Puis, Monsieur Z A, Président de Chambre a donné avis aux parties que la décision serait rendue le 06 Juillet 2021, par mise à disposition au greffe de la Cour, après en avoir délibéré conformément à la loi.
LA COUR
EXPOSE DU LITIGE :
La société Oledcomm , ayant pour activité la conception, la fabrication et la commercialisation de matériels et logiciels utilisant la technologie Lifi , a fait appel aux services de la société Emakina.fr, agence de communication digitale, afin d’effectuer une refonte ergonomique, technologique et graphique de son site internet.
Le 11 mai 2017, la société Emakina a transmis à la société Oledcomm un devis pour un montant toutes taxes comprises de 52.447,20 euros que cette dernière a validé en réglant à titre d’acompte la somme de 26.223,60 euros.
Le site a été livré le 23 juin 2017, mais la société Oledcomm , non satisfaite des prestations de la société Emakina , a laissé impayées deux factures : l’une EF-FV 1706-060 du 28 juin 2017 d’un montant de 26.223,60 euros correspondant au solde du devis du 11 mai 2017 et l’autre EF-FV 1710-59 du 30 octobre 2017 d’un montant de 3 060 euros correspondant à une prestation complémentaire pour l’incorporation au site de la lecture en langue arabe.
Le 27 juin 2018, la société Emakina.fr a fait assigner la société Oledcomm en paiement des dites sommes devant le tribunal de commerce de Limoges qui, par jugement du 16 décembre 2019 :
— a débouté la société Emakina de toutes ses demandes ;
— a condamné la société Emakina à verser à la société Oledcomm une indemnité de 1 500 euros sur le fondement des dispositions de l’article 700 du code de procédure civile ainsi qu’à supporter les entiers dépens de l’instance dont le coût de la présente décision liquidé à la somme de 66,70 euros dont 11,12 euros de TVA.
La société Emakina a interjeté appel de cette décision le 5 mars 2020.
Aux termes de ses dernières écritures en date du 26 avril 2021 auxquelles il est expressément renvoyé, la société Emakina.fr demande à la cour d’infirmer en toutes ses dispositions le jugement dont appel et, statuant à nouveau, de condamner la société Oledcomm à lui verser à la somme de 29 283,60 euros avec intérêts légaux à compter de la première mise en demeure, et à lui payer la somme de 7 500 euros au titre de l’article 700 du code de procédure civile, ainsi qu’aux entiers dépens.
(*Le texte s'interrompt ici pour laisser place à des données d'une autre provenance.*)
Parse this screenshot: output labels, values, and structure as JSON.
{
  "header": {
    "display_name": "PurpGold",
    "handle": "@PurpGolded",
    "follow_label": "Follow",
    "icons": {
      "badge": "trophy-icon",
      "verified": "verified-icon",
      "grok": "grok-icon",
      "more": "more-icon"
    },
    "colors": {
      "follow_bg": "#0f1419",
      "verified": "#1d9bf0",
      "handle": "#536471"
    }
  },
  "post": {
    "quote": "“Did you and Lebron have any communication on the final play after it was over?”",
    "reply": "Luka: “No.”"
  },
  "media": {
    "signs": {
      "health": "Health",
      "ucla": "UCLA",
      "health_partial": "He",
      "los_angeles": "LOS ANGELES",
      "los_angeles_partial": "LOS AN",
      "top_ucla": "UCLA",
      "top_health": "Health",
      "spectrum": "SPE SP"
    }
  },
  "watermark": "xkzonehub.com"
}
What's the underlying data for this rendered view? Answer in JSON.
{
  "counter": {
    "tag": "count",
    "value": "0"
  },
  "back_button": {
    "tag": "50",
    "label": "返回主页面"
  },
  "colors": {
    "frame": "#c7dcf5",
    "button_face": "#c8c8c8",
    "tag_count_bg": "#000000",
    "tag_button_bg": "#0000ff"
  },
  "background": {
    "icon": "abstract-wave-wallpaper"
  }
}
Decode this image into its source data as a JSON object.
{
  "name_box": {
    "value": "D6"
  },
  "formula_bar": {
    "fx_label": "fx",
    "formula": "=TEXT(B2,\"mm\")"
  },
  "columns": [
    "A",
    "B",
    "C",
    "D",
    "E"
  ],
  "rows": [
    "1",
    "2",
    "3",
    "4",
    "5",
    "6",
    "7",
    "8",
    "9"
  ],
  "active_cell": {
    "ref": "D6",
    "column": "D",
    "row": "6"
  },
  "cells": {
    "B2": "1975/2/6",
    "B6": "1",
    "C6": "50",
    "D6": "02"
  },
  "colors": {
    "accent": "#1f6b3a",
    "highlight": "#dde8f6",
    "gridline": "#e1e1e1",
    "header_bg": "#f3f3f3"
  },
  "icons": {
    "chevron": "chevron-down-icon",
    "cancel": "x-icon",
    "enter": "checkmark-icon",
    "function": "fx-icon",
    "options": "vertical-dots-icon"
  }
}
Aux termes de ses dernières écritures du 11 mai 2021 auxquelles il est expressément renvoyé, la société Oledcomm demande à la cour de débouter la société Emakina de ses demandes, de confirmer en toutes ses dispositions le jugement dont appel et, y ajoutant, de condamner la société Emakina à lui payer la somme de 10.000 euros au titre de l’article 700 du code de procédure civile ainsi qu’aux entiers dépens.
SUR CE,
Sur la facture EF-FV 1706-060 du 28 juin 2017 de 26.223,60 euros :
Pour s’opposer au paiement de la factures litigieuses émises par la société Emakina, la société Oledcomm se fonde sur l’exception d’inexécution de l’article 1219 du code civil qui , dans sa rédaction issue de l’ordonnance n° 2016-31 du 10 février 2016 et entrée en vigueur le 1er octobre 2016, prévoit qu’une partie peut refuser d’exécuter son obligation, alors même que celle-ci est exigible, si l’autre n’exécute pas la sienne et si cette inexécution est suffisamment grave.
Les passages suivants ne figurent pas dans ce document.